Haley is starting to take in the donor-class dollars that were going to DeSantis during his re-election in Florida in 2022. The Florida Governor transferred $82 million as seed money for a Super PAC to support him, but that PAC is now canceling TV ad buys across Iowa.

The Iowa Republican electorate leans much more towards the evangelical, Christian conservative wing of the party. That should be favorable to DeSantis, but where he’s still far behind Trump. The more “Main Street” Republican base in the first primary state of New Hampshire, where ballots will be cast on January 23, should be much stronger for Haley. She trails Trump 42%-30% at FiveThirtyEight as of now in the Granite State, with DeSantis at just over 5% even behind former New Jersey Governor Chris Christie at 11%.

Trump lost the Iowa caucus to Ted Cruz in 2016, who finished with 28% of the vote in the last contested Republican primary. Trump received 24%, with Florida Senator Marco Rubio in third at 23%. But it was basically Trump’s last setback, as he proceeded to sail from there to the nomination with very little resistance.

Cruz famously failed to endorse Trump at the ensuing Republican National Convention in Cleveland, but since the junior senator from Texas has been one of the former President’s strongest advocates, part of the shift of the GOP behind the MAGA movement.
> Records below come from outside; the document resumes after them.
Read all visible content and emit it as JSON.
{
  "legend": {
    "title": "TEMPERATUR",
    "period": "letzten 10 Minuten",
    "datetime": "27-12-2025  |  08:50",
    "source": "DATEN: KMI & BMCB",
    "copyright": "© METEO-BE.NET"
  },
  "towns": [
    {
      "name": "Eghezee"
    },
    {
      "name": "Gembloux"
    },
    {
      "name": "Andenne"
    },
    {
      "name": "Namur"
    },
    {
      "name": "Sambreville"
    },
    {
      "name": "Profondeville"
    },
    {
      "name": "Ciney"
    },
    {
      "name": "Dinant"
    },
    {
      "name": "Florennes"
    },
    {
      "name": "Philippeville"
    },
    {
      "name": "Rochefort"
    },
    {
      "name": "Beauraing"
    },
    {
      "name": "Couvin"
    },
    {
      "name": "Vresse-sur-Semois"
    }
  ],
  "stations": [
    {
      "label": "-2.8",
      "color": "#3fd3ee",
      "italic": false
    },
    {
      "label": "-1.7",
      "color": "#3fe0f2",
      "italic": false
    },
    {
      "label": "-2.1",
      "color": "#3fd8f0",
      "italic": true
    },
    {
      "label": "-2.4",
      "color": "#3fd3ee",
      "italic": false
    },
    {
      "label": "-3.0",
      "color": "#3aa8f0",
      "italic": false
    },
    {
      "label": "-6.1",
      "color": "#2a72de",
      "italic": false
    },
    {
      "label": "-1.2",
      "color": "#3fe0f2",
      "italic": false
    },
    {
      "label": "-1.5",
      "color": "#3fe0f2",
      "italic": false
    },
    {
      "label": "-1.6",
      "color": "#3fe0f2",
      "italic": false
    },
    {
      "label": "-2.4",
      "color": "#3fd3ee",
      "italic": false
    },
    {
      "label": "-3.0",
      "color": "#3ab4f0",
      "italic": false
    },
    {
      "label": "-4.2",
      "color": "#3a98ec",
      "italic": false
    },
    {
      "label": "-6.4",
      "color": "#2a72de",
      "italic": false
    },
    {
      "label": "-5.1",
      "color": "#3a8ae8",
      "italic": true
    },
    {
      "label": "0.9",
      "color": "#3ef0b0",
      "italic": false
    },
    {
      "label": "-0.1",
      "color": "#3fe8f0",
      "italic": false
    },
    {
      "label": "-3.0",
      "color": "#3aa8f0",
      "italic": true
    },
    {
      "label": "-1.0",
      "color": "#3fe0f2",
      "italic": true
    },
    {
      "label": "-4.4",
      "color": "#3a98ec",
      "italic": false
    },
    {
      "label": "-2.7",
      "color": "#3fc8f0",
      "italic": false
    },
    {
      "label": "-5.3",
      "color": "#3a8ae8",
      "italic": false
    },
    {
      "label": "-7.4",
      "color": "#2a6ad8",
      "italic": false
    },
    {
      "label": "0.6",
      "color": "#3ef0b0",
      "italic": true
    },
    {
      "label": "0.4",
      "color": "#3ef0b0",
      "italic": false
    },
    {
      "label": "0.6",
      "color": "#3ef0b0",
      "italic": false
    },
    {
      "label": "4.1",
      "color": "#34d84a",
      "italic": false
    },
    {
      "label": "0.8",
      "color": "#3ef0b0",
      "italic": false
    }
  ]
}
While Trump struggled with evangelical voters in 2016, over 60% of evangelicals in Iowa are now saying they’ll vote for the 46th President in recent polling.

DraftKings Sportsbook doesn’t offer odds on US elections domestically, but does in Ontario, Canada. Right now in Ontario, Trump is -650 to be the eventual nominee at the Republican National Convention in Milwaukee this summer. Haley is the second choice at +500, with DeSantis at +1400.